One fix for this is to add -Wl,--undefined-version when doing the configure test (see for instance the recent heimdal linker failure in bug 275979).

But I don't know all the ports that are affected.  It was noticed (so far) for security/p11-kit and security/libtasn1.  If it is just those two, maybe it's manageable.

It's worse (from a detection problem point of view) if the affected port doesn't even have a PORTREVISION bump but gets rebuilt for some other reason that causes the new versions of the libraries to get the ABI change without the linker script symbols.

Maybe the autoconf m4 scripts should be updated to produce a test that includes using --undefined-version for the linker (or adds an attempt to try with --undefined-version when the first attempt fails without it) on a port by port basis.

It'd be nice to come up with a way to find ports that are now vulnerable this way, but don't fail to build (later failing at dynamic linking time).  But I can't think of any particularly effective way to find such vulnerable ports.
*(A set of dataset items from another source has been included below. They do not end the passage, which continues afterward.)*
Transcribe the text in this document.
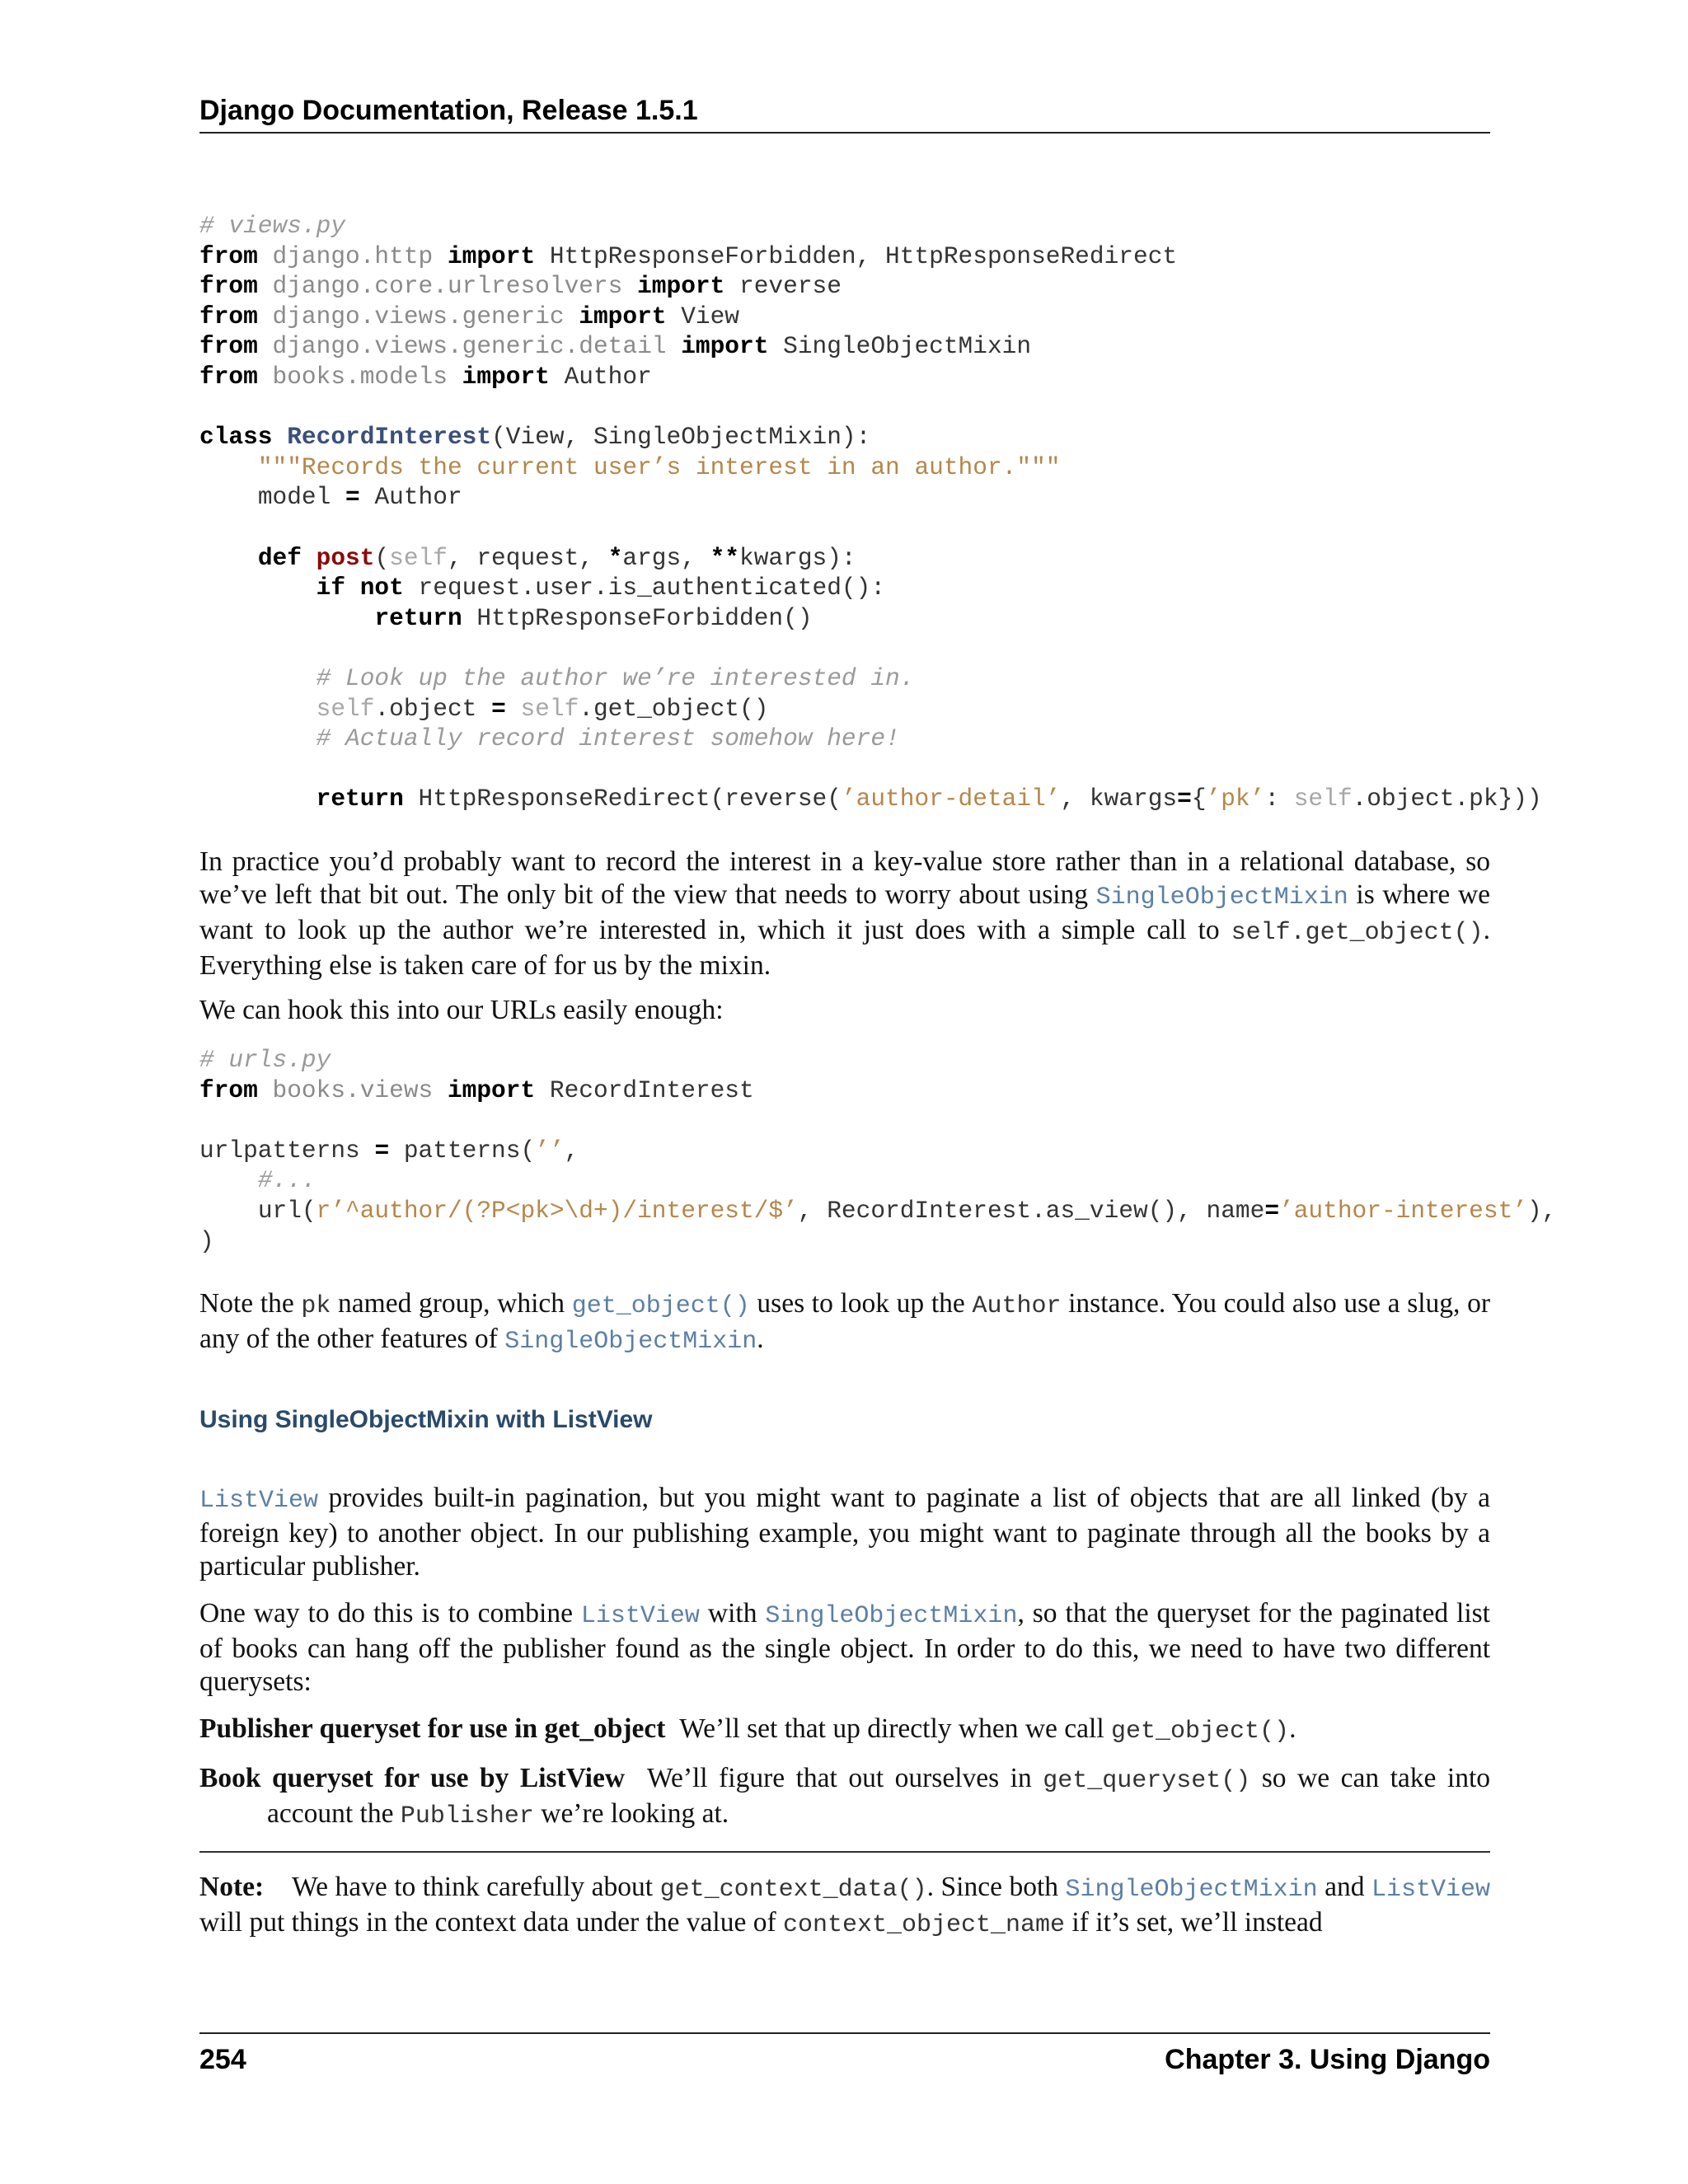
Django Documentation, Release 1.5.1
# views.py
from django.http import HttpResponseForbidden, HttpResponseRedirect
from django.core.urlresolvers import reverse
from django.views.generic import View
from django.views.generic.detail import SingleObjectMixin
from books.models import Author
class RecordInterest(View, SingleObjectMixin):
"""Records the current user’s interest in an author."""
model = Author
def post(self, request, *args, **kwargs):
if not request.user.is_authenticated():
return HttpResponseForbidden()
# Look up the author we’re interested in.
self.object = self.get_object()
# Actually record interest somehow here!
return HttpResponseRedirect(reverse(’author-detail’, kwargs={’pk’: self.object.pk}))

In practice you’d probably want to record the interest in a key-value store rather than in a relational database, so we’ve left that bit out. The only bit of the view that needs to worry about using SingleObjectMixin is where we want to look up the author we’re interested in, which it just does with a simple call to self.get_object(). Everything else is taken care of for us by the mixin.

We can hook this into our URLs easily enough:

# urls.py
from books.views import RecordInterest
urlpatterns = patterns(’’,
#...
url(r’^author/(?P<pk>\d+)/interest/$’, RecordInterest.as_view(), name=’author-interest’),
)

Note the pk named group, which get_object() uses to look up the Author instance. You could also use a slug, or any of the other features of SingleObjectMixin.

Using SingleObjectMixin with ListView

ListView provides built-in pagination, but you might want to paginate a list of objects that are all linked (by a foreign key) to another object. In our publishing example, you might want to paginate through all the books by a particular publisher.

One way to do this is to combine ListView with SingleObjectMixin, so that the queryset for the paginated list of books can hang off the publisher found as the single object. In order to do this, we need to have two different querysets:

Publisher queryset for use in get_object We’ll set that up directly when we call get_object().
Book queryset for use by ListView We’ll figure that out ourselves in get_queryset() so we can take into account the Publisher we’re looking at.
Note: We have to think carefully about get_context_data(). Since both SingleObjectMixin and ListView will put things in the context data under the value of context_object_name if it’s set, we’ll instead
254	Chapter 3. Using Django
Maybe what would be helpful would be an ABI before/after check that ports maintainers (or even automation in stage-qa) could use to check for unexpected ABI changes when doing a port update.  Maybe something already exists in ports/ land?  This is really a larger ABI compatibility assessment problem when updating a port / ports.

Apologies for classifying this as a devel/llvm18 problem - it's not really.  It would help if I had a better grasp of the affected ports.  I'll probably reclassify this after thinking some more (and getting some helpful thoughts on the subject).

If the audience that responds here has ideas about potential ways to address this so users are less likely to be blindsided by ABI changes, please offer suggestions.  I guess I'm thinking the best solution is to come up with an automated way to detect ABI changes so at least it is easier to determine when dependent ports need a PORTREVISION bump due to a potential breaking ABI change.
Comment 1 John Hein 2024-09-11 18:27:54 UTC
Created attachment 253502 [details]
[patch] address newer lld changes which choke on undefined symbols listed in linker scripts (--version-script)

Here's an initial patch I have for security/libtasn1 which changes the check for --version-script to try with --undefined-version if it fails the first attempt.  

It might need need a PORTREVISION bump in case existing packages have been built that fail the --version-script check (and thus don't provide versioning info, and so technically this would be a change to the generated package).  It may be a good idea to bump dependent ports that link with libtasn1 as well, but perhaps not necessary.

I'll open a separate bug for libtasn1, but I'm including it here so readers can see it as an example of the required fix (which could be fed upstream to the libtasn1 project).
Comment 2 Brooks Davis freebsd_committer freebsd_triage 2024-09-11 20:57:17 UTC
It looks like gnulib needs to be updated to detect support for --undefined-version and use it when testing for --version-script (or this test needs to be altered to build an object containing the referenced symbols).  It's unfortunate that --undefined-version is only about two years old in the BFD linker so it would be quite hard to argue for using it unconditionally.